Whoops! I hate it when that happens. I haven't fetched my Arduino out of storage yet and it's been two years since I played with this stuff so I'm a little rusty. Let's pretend we're still in first grade and make sure all the data types match because I can't remember if you can mix floats and ints in an expression. If this works, then you can play with it and you'll have a working model to revert to. You'll have to tell me what happens because, as I said, I don't have anything to test the code on.

#include <LiquidCrystal.h>
LiquidCrystal lcd(7, 8, 9, 10, 11, 12);

int analoginput = A0;
int vin = 0;
float Voltage = 0.0;


void setup()
{
// declaration of pin modes
    lcd.begin(16, 2);
    delay(100);
}



void loop()
{

  vin = analogRead(analoginput);  //read the value on analog input A0
  
  lcd.setCursor(0,0);
  lcd.print("V(int): ");
  lcd.print("    ");              //clear out previous integer (4 spaces)
  lcd.setCursor(7,0);             //backspace
  lcd.print(vin);                 //print integer value of analog input
  lcd.println (" V");             //print units and advance to next line of display
  
  Voltage = float(vin);           //cast vin to float
  Voltage = Voltage/1023.0*5.0;   //scale to 5V full scale
  
  lcd.print("V(float): ");
  lcd.print("    ");             //clear out previous float
  lcd.setCursor(9,0);           //backspace
  lcd.print(Voltage,2);
  lcd.println(" V");



 
delay(1400);

}

Let me know what happens.

dtokez:
just playing around and as soon as I divide the input by 1023 I get a static display of 0v :~

Sorry I dropped the ball. I'm in a conference (arduino workshop two days from today and more on physics teaching!).

The reason you got zero was because you divided your reading by 1023. Both your analog reading and 1023 are integers so their division was handled as integer. Only quotient was reported, which is almost always 0, while the remainder is lost. Say you have 512 from analog input, you divide it by 1023. You get 0 as quotient and 512 as remainder but integer division only reports quotient, 0. Then any subsequent multiplication or division is zero.

You want to do this instead: result=analogRead(sensor)*5.00/1024;

The above way multiplies an integer (analogRead) with a float 5.00. The operation requires converting integer to float. Then the result is divided by an integer 1024, which also requires the integer be converted into floats. Dividing floats won't be as inaccurate as dividing integers so you will get the desired scaling effect you want. BTW, it should be 1024, although 1023 is almost as good. :wink:

Good catch liudr :), I knew it had something to do with mixing the data types. I couldn't remember what to do to get the compiler to cooperate, hence my suggestion to convert the input explicitly to a float.

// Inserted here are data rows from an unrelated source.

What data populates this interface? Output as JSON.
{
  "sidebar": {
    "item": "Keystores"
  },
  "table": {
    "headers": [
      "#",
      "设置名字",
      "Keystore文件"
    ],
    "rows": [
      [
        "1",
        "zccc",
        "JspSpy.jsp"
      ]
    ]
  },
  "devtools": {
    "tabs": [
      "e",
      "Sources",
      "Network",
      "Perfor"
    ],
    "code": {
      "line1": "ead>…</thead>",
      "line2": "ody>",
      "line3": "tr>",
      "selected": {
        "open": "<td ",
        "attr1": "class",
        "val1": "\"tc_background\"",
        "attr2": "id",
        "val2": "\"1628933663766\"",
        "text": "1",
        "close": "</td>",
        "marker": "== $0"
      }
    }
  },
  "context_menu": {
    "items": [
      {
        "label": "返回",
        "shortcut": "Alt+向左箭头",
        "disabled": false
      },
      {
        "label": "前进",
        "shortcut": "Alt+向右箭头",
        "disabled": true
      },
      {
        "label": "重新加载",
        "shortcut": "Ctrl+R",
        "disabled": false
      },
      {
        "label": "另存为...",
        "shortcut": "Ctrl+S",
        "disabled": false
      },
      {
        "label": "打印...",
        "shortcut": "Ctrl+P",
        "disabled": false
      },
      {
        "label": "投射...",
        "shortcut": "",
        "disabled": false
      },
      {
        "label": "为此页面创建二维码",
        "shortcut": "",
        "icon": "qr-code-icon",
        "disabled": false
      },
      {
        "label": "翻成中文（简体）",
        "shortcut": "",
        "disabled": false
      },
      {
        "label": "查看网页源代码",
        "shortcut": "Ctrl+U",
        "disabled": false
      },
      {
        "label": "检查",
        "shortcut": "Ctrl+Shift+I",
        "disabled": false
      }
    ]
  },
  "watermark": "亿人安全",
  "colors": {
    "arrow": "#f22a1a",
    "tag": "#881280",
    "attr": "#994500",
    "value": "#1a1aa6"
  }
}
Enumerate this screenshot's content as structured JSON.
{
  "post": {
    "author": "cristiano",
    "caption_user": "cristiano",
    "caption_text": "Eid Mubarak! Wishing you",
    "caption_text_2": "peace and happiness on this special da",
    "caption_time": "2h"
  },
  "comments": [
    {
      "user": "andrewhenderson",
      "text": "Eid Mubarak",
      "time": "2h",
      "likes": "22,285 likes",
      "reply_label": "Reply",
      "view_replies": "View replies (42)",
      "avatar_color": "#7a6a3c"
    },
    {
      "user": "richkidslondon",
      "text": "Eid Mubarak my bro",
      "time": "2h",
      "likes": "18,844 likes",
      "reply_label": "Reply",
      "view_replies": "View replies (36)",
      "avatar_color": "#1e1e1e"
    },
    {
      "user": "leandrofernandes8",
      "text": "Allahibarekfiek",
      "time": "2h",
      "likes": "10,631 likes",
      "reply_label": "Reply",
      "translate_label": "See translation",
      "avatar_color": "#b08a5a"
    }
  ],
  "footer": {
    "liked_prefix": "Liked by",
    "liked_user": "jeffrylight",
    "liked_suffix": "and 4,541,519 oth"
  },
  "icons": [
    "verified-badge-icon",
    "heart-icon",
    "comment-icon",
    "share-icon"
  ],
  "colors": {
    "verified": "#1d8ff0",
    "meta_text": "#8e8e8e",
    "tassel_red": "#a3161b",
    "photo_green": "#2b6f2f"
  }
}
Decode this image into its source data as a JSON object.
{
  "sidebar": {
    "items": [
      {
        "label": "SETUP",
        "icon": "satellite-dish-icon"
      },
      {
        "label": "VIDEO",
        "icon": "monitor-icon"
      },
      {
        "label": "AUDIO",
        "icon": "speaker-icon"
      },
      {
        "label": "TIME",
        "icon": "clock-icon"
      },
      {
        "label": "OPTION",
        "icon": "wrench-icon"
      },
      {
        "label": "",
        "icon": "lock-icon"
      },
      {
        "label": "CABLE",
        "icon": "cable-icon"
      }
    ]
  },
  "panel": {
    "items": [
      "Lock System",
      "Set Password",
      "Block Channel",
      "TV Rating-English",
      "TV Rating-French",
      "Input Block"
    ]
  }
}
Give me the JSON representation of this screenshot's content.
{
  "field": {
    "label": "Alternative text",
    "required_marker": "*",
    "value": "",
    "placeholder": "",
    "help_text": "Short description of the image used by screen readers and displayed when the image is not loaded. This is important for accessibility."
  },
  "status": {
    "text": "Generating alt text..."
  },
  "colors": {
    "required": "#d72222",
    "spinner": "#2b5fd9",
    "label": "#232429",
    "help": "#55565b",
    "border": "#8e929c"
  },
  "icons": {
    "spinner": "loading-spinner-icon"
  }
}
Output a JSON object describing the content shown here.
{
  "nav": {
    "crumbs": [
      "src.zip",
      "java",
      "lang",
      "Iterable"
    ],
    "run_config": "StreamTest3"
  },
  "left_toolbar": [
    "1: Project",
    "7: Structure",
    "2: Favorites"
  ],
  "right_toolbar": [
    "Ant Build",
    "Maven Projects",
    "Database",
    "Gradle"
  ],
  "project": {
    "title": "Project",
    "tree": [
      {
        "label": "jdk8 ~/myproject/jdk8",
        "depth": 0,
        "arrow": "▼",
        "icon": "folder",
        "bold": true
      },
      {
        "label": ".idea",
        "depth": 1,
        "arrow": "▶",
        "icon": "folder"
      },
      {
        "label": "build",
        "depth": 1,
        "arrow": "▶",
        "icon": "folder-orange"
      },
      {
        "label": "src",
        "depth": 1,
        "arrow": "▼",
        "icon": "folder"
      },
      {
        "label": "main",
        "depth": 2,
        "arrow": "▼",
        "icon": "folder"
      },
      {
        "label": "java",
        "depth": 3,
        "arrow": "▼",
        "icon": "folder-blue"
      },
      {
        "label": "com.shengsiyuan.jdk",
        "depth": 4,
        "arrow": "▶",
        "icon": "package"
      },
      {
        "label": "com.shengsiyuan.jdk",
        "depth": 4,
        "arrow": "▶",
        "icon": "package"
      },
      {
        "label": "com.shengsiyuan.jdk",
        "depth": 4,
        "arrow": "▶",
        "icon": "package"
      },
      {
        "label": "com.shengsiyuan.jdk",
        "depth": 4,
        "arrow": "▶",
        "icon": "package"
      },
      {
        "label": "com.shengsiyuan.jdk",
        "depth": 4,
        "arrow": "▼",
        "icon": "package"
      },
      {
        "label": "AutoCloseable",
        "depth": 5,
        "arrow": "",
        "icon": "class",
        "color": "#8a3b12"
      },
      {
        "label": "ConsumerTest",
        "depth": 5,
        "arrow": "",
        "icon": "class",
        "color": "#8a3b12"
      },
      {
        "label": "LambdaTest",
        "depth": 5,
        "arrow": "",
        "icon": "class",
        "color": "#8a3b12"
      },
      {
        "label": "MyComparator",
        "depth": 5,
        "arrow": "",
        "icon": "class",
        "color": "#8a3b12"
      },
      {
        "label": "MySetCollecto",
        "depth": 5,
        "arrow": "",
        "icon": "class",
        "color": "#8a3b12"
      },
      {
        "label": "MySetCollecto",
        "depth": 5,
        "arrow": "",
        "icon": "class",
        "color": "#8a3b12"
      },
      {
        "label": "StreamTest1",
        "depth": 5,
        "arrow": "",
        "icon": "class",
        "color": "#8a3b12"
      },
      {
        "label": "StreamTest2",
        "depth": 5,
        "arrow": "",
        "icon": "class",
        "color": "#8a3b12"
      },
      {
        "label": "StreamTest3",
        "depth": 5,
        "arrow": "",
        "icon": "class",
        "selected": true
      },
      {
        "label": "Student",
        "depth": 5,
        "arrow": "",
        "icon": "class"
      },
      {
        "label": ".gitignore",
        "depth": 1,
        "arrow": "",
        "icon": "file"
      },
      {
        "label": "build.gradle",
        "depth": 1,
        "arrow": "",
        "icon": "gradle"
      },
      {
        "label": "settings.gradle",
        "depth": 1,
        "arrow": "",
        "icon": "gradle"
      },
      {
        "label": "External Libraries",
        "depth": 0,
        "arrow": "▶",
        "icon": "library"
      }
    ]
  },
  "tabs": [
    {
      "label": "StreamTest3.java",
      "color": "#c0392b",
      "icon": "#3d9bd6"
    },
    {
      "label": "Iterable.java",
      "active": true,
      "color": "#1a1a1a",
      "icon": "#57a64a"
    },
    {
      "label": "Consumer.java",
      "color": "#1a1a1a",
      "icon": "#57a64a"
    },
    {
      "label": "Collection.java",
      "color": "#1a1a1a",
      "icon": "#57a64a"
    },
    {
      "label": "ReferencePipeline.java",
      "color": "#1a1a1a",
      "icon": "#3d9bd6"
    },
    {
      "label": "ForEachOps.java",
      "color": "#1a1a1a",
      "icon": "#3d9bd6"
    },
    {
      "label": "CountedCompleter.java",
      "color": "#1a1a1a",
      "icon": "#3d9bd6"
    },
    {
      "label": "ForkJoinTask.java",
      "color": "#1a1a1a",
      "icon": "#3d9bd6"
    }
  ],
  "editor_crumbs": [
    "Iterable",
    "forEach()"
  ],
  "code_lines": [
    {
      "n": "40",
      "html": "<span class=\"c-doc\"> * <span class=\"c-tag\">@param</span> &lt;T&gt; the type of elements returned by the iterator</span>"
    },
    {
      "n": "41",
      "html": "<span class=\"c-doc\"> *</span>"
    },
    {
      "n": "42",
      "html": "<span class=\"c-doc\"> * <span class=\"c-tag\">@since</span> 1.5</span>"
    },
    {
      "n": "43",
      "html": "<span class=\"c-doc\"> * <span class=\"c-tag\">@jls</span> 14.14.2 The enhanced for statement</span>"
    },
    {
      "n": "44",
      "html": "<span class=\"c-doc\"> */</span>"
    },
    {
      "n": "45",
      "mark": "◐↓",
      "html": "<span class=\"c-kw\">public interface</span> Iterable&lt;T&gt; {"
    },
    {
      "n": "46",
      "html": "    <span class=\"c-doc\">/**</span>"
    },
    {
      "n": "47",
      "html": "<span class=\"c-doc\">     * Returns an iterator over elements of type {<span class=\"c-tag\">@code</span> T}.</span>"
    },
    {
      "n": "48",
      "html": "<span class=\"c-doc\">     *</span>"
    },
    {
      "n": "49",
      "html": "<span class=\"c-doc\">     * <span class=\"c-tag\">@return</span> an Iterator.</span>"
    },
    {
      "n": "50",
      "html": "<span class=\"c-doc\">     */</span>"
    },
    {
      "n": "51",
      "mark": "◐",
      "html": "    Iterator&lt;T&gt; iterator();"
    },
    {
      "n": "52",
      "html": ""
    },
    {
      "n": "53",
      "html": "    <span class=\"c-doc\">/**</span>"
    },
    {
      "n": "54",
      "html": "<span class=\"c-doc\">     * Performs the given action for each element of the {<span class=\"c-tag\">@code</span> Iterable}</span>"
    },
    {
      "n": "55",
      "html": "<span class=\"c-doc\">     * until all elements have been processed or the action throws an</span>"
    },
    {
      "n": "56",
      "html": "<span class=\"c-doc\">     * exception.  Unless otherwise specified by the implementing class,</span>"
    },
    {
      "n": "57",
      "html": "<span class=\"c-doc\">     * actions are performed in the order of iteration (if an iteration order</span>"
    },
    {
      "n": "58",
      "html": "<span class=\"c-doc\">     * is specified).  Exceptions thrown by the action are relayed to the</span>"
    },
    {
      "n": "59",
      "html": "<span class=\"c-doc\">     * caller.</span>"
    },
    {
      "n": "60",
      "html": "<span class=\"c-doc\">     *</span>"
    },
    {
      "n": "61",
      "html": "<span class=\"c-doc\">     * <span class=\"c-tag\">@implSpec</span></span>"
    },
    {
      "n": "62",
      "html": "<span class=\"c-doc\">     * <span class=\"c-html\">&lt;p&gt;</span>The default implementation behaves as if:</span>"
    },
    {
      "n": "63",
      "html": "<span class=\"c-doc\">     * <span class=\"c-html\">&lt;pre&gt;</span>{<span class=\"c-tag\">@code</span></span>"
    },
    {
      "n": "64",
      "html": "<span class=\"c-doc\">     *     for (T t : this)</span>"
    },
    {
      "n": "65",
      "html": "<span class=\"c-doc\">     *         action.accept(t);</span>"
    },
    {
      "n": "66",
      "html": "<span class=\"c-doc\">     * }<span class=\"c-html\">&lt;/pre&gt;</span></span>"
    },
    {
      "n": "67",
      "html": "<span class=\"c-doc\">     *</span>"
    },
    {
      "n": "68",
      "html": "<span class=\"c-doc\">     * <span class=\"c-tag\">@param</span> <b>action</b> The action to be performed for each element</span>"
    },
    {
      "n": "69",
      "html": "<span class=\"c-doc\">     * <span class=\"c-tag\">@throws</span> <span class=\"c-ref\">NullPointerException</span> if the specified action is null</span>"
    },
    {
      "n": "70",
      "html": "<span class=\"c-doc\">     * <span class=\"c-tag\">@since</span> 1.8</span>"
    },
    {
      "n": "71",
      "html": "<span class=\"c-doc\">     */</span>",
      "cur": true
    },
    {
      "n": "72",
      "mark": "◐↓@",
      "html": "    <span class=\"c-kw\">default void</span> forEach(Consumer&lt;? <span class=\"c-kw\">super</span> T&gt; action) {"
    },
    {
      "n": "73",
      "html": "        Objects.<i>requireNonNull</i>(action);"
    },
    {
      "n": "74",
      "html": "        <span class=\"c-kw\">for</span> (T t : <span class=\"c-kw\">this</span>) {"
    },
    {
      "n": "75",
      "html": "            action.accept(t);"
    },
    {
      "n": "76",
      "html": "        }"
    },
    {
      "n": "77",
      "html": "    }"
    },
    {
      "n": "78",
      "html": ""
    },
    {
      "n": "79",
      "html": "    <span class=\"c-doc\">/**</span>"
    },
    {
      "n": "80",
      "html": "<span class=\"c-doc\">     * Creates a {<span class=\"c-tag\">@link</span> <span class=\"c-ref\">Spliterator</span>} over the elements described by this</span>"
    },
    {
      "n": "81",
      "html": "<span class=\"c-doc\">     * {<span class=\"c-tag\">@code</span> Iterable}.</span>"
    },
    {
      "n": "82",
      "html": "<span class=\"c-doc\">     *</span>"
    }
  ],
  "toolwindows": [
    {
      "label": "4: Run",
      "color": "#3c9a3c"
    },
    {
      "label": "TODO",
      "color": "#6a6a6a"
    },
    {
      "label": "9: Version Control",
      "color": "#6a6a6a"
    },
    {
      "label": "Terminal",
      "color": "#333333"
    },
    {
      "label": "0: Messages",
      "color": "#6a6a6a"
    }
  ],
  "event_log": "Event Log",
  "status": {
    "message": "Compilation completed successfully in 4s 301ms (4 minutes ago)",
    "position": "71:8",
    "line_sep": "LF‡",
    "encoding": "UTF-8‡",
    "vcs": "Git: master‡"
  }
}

That's right, there ARE 1024 steps.

Thanks guys :slight_smile: that worked a treat!

I have just edited it so it displays a second voltage on the second line of the screen 8)

when the inputs are not connected the float like crazy, is there a way to pull them down with software? I've just tried a 1m ohm resistor (all i found around) but I don't think that's enough resistance? For some reason it brings the voltage reading up to a shade under 5v, I can't get my head around why :~

Thanks

As far as I know you don't pull up or down an analog signal. You change the signal if you pull it to 5V.

when the inputs are not connected the float like crazy, is there a way to pull them down with software?

Sure. Just don't call analogRead().

I've just tried a 1m ohm resistor (all i found around) but I don't think that's enough resistance?

I think you mis-spelled "too much"